Richard ne protesta que mollement quand un nouveau venu lui prit doucement le sac qu’il tenait. Le brouillard autour de lui semblait remonter le long de ses jambes, et il commençait à flotter dans un détachement bienheureux. Il n’entendait pas la discussion qui avait lieu derrière lui, entre sa femme et son frère.

– J’ai eu peur, disait-elle. Il commençait vraiment à devenir menaçant ! Vous êtes intervenu juste à temps !

– Vous n’aviez aucune crainte à avoir, Bérangère ! Tout était prévu.

– Mais quand même, docteur, un tel monstre !

– Taisez-vous, je ne tiens pas à ce qu’il entende.

– Mais il a quand même massacré sa femme et ses enfants ! Sauvagement ! Et tout ça pour quoi ? Parce qu’elle voulait partir avec un autre homme ! C’est un monstre !

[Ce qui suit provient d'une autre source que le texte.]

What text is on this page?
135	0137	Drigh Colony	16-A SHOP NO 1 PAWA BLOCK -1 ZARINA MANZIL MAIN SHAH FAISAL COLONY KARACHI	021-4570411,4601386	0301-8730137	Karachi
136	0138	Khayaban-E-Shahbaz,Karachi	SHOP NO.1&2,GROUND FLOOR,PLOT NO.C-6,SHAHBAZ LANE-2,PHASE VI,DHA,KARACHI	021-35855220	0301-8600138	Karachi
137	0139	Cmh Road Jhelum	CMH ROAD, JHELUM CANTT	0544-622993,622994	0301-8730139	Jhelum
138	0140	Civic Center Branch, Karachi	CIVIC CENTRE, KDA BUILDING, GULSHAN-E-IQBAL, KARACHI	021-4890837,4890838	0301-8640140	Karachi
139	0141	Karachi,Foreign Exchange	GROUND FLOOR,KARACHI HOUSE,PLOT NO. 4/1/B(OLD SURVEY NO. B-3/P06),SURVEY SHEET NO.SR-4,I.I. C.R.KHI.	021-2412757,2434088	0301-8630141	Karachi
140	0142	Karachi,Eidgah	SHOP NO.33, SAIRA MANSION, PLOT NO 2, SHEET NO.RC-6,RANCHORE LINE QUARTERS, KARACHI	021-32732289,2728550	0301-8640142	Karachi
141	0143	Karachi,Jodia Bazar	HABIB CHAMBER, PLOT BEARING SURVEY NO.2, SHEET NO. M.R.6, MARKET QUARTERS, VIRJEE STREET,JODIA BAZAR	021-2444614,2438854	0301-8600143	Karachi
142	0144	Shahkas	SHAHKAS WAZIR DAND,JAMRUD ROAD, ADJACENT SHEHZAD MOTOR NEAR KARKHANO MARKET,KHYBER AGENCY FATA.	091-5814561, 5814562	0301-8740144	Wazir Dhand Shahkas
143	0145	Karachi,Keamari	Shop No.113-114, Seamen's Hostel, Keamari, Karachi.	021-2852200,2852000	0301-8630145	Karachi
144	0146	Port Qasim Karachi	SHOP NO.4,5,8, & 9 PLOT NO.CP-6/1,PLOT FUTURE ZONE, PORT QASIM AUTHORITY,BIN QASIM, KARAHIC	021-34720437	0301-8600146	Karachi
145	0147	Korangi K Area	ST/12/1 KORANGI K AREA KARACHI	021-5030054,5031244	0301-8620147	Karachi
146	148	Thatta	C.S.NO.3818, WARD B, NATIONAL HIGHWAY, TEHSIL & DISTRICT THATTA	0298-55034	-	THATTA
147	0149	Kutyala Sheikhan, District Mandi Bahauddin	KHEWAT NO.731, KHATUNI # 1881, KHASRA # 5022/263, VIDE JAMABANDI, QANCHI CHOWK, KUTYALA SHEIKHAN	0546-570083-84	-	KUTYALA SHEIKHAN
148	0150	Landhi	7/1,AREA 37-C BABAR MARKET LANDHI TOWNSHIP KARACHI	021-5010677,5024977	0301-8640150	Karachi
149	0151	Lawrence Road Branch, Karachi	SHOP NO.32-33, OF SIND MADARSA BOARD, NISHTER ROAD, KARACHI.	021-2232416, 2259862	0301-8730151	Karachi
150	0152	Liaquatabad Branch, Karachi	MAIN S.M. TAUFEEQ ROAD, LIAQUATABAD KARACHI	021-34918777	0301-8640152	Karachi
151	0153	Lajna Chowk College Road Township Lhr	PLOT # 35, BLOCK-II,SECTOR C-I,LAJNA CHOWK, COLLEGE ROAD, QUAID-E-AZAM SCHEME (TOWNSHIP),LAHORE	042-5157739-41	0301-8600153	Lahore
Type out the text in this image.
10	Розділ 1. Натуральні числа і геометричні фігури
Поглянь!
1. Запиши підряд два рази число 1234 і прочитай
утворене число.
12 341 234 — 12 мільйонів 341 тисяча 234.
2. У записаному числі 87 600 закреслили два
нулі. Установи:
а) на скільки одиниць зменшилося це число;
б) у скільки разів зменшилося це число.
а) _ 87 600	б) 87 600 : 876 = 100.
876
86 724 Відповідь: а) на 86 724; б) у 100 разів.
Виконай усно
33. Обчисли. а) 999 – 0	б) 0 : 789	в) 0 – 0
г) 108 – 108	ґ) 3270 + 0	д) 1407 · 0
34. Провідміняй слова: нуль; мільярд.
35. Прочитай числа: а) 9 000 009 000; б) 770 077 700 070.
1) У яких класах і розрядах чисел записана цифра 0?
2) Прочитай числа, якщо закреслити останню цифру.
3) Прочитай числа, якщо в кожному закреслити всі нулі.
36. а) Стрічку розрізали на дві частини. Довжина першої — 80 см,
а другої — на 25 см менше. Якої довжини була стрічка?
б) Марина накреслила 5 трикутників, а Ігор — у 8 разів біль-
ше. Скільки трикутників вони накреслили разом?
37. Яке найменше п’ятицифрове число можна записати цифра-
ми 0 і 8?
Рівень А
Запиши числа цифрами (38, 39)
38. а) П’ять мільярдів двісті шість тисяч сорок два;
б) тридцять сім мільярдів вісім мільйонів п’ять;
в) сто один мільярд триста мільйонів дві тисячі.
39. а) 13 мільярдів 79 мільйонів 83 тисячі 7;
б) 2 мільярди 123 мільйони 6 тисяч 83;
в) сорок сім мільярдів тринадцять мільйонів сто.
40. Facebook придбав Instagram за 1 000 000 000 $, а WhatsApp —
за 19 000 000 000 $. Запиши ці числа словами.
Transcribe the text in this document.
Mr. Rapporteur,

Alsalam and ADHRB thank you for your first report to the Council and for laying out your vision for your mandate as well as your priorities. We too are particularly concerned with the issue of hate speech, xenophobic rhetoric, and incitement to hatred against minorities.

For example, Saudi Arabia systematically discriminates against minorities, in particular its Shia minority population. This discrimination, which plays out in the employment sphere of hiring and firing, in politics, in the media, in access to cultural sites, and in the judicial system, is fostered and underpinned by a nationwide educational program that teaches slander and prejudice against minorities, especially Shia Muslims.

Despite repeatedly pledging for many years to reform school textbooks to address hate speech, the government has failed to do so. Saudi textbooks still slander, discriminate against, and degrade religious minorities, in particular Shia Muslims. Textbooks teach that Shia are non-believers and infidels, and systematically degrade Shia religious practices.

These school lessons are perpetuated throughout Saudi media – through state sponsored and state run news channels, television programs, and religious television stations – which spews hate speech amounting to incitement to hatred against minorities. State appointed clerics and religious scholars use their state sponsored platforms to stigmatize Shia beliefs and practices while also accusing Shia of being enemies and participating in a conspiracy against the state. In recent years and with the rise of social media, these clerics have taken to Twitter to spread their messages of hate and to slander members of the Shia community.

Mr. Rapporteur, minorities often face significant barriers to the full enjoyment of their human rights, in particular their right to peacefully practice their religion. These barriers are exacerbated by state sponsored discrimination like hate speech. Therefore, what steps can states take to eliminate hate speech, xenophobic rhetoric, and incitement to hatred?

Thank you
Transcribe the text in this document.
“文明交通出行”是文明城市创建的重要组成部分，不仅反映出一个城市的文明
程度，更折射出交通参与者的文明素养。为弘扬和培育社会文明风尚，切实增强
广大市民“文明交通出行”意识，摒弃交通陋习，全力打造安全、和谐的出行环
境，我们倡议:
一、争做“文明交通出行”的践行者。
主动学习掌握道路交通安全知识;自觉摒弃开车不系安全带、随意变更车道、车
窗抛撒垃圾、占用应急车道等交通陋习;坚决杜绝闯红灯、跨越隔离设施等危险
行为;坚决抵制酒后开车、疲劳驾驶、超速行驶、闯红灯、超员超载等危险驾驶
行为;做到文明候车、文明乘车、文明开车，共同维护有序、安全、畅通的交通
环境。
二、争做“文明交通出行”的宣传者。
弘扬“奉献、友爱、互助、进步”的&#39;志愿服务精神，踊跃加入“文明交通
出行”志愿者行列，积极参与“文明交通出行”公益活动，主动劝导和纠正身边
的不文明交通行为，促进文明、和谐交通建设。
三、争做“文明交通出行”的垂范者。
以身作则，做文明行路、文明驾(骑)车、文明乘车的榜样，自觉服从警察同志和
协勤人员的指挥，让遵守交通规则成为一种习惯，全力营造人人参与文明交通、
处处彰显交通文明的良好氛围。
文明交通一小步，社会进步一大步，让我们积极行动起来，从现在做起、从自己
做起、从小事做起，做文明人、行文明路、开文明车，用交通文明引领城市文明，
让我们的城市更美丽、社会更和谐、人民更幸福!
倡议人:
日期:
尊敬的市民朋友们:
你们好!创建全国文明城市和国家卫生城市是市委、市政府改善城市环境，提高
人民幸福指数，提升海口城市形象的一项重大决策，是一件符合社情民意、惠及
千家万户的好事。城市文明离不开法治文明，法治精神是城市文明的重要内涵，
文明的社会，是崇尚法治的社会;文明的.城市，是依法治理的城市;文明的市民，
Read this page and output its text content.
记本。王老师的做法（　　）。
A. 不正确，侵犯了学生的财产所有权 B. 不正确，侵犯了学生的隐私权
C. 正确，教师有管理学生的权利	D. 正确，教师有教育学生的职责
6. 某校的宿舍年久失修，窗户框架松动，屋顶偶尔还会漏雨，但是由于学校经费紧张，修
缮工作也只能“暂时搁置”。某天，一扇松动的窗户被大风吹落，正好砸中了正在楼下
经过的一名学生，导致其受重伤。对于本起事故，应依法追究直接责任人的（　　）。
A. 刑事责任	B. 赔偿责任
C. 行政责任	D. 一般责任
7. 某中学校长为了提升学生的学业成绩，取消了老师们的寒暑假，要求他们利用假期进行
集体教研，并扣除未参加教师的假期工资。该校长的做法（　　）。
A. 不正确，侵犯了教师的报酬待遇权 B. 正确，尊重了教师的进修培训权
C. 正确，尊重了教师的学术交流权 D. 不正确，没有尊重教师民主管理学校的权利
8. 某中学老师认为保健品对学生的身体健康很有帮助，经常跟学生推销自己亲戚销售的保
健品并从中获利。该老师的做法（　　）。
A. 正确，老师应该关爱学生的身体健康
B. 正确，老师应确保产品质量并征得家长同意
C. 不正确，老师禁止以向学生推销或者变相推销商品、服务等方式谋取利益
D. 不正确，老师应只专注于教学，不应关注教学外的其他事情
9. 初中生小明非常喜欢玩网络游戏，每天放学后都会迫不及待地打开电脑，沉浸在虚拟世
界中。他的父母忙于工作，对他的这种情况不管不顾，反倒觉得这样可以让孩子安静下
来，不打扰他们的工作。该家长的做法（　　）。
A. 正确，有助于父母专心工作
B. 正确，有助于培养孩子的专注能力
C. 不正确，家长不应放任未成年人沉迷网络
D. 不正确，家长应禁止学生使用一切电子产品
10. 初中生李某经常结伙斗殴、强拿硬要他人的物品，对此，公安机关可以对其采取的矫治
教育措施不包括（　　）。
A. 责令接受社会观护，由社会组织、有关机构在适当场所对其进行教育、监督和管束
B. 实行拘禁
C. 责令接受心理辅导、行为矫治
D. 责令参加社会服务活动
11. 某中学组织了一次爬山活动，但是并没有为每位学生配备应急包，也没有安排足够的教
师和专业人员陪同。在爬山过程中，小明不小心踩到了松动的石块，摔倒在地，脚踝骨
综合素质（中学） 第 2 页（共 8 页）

– Un malade, Bérangère, un malade !

– Et cette autre femme qu’il a tuée, avec ses enfants, quand il s’est évadé la première fois ? Massacrés aussi parce qu’il croyait les reconnaître !

– C’est fini, maintenant ! Nous rentrons à la clinique. Il n’est plus dangereux. Il ne fera plus de mal, désormais.

 

Richard, perdu dans ses pensées, se demanda ce qu’il avait pu faire de son sac. Son précieux sac, empli de choses et d’autres qu’il avait récupérées dans le bâtiment de chantier de la carrière où il s’était réfugié pour passer la nuit. Des explosifs, principalement. Il renifla à plusieurs reprises et enfonça la main au fond de sa poche comme pour y prendre un mouchoir. L’un des deux hommes qui l’encadraient le laissa faire. Richard, au-delà de son mouchoir, caressa un objet oblong. Du coin de l’œil, il repéra celui qui portait son bagage.

Plus loin, venant dans leur direction, toute une classe d’enfants rieurs et chahuteurs approchait. Richard serra la main sur la grenade et lentement, se rapprocha de l’homme porteur du sac d’explosifs.